En application de l’article 700 du code de procédure civile, le juge condamne la partie tenue aux dépens ou qui perd son procès à payer à l’autre partie la somme qu’il détermine, au titre des frais exposés et non compris dans les dépens. Dans tous les cas, le juge tient compte de l’équité ou de la situation économique de la partie condamnée. Il peut, même d’office, pour des raisons tirées des mêmes considérations, dire qu’il n’y a pas lieu à ces condamnations.
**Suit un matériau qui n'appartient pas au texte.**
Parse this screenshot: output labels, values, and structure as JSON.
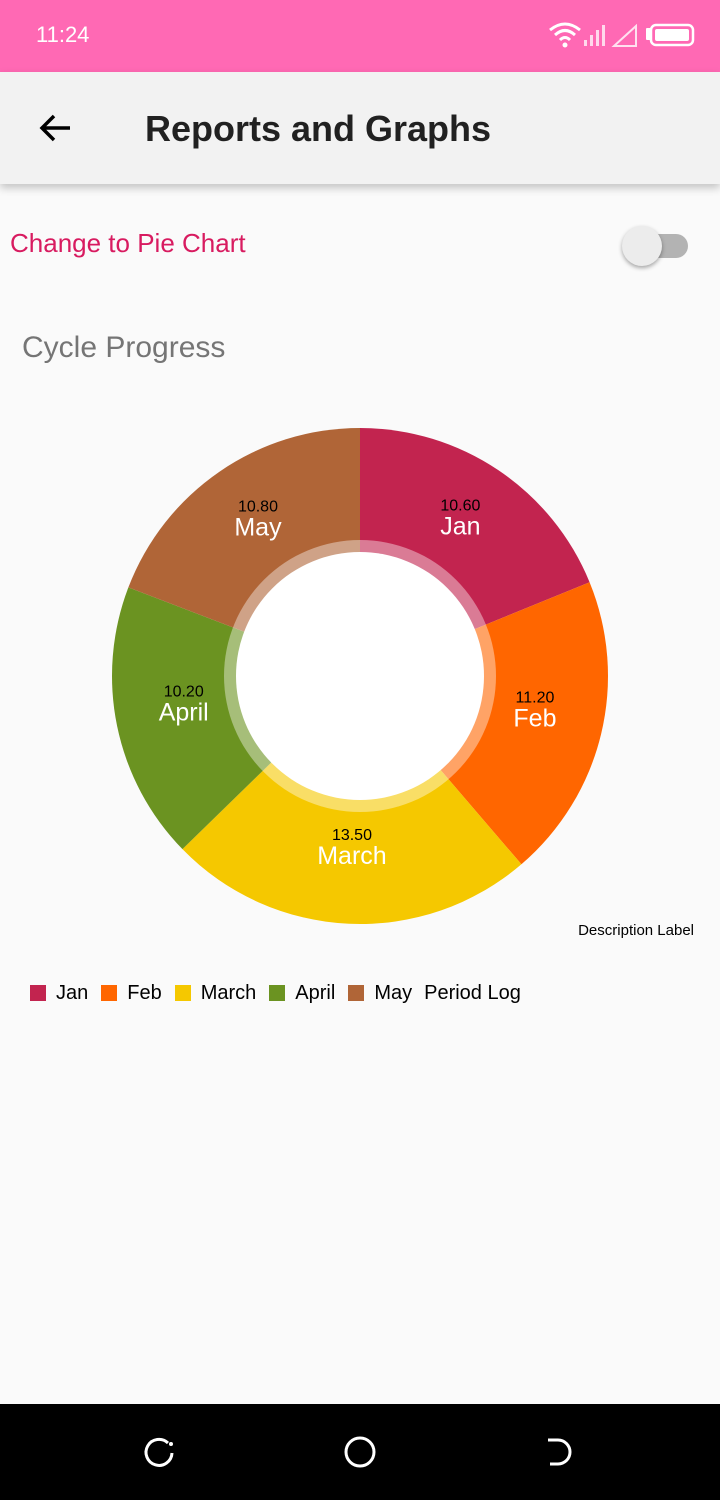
{
  "status_bar": {
    "time": "11:24",
    "icons": [
      "wifi-icon",
      "cellular-signal-icon",
      "no-signal-icon",
      "battery-icon"
    ],
    "background": "#ff69b4"
  },
  "app_bar": {
    "title": "Reports and Graphs",
    "back_icon": "arrow-back-icon"
  },
  "toggle": {
    "label": "Change to Pie Chart",
    "checked": false
  },
  "chart_title": "Cycle Progress",
  "description_label": "Description Label",
  "chart_data": {
    "type": "pie",
    "style": "donut",
    "title": "Cycle Progress",
    "categories": [
      "Jan",
      "Feb",
      "March",
      "April",
      "May"
    ],
    "values": [
      10.6,
      11.2,
      13.5,
      10.2,
      10.8
    ],
    "value_labels": [
      "10.60",
      "11.20",
      "13.50",
      "10.20",
      "10.80"
    ],
    "colors": [
      "#c2244f",
      "#ff6600",
      "#f5c800",
      "#6b9321",
      "#b06537"
    ],
    "legend_series_label": "Period Log",
    "legend_placement": "bottom-left",
    "description": "Description Label"
  },
  "legend": {
    "items": [
      {
        "label": "Jan",
        "color": "#c2244f"
      },
      {
        "label": "Feb",
        "color": "#ff6600"
      },
      {
        "label": "March",
        "color": "#f5c800"
      },
      {
        "label": "April",
        "color": "#6b9321"
      },
      {
        "label": "May",
        "color": "#b06537"
      }
    ],
    "description": "Period Log"
  },
  "nav_bar": {
    "buttons": [
      "recent-apps-icon",
      "home-icon",
      "back-nav-icon"
    ]
  }
}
En équité, il n’y a pas lieu en l’espèce la condamnation de ce chef.
PAR CES MOTIFS,
LA COUR,
Statuant publiquement, par arrêt mis à disposition greffe, contradictoire et en dernier ressort,
Confirme l’ordonnance de référé du tribunal d’instance de Bordeaux en date du 21 novembre 2019,
Vu l’évolution du litige et statuant à nouveau sur la créance de la Sa Clairsienne au titre du bail d’habitation,
Condamne M. Z X à payer à la Sa Clairsienne la somme provisionnelle de 788,04 euros arrêtée au 10 juillet 2020, échéance de juin 2020 incluse,
Vu la décision du juge du contentieux de la proximité de Bordeaux du 10 septembre 2020 renvoyant le dossier à la commission de surendettement des particuliers de la Gironde au profit de M. Z X,
Constate la reprise du paiement du loyer courant par M. Z X,
Autorise M. Z X à s’acquitter de sa dette locative en 15 pactes mensuels de 50 euros, le solde payable le 16 ème mois, dans l’attente de la décision de la commission de surendettement des particuliers de la Gironde,
Ordonne en conséquence la suspension des effets de la clause résolutoire pendant les délais accordés,
Dit que si le moratoire est respecté, la clause résolutoire sera réputée n’avoir jamais joué,
Dit qu’en cas de non versement du loyer courant et des charges conformément au contrat de location, et au moratoire, la clause de résiliation de plein droit reprendra plein effet emportant la résiliation du bail,
Condamne dans ce cas M. Z X à quitter les lieux loués situés résidence […],
Dit qu’à défaut pour lui de libérer volontairement les lieux, il sera procédé à son expulsion et à celle de tous occupants de son chef, avec si nécessaire le concours et l’assistance de la force publique deux mois après la délivrance d’un commandement de quitter les lieux conformément aux dispositions des articles L411-1 et L412-1 du code des procédures civiles d’exécution,
Confirme le jugement déféré pour le surplus,
Y ajoutant,
Dit que les indemnités d’occupation porteront intérêts au taux légal au fur et à mesure de chaque échéance,
Dit n’y avoir lieu à indemnités sur le fondement de l’article 700 du code de procédure civile,
Condamne M. Z X aux dépens d’appel et le coût de la dénonciation au préfet de l’assignation,
Déboute la Sa Clairsienne de sa demande de condamnation de M. Z X au coût de la contribution à l’aide juridique.
Le présent arrêt a été signé par Monsieur Roland POTEE, président, et par Madame Véronique SAIGE, greffier, auquel la minute de la décision a été remise par le magistrat signataire.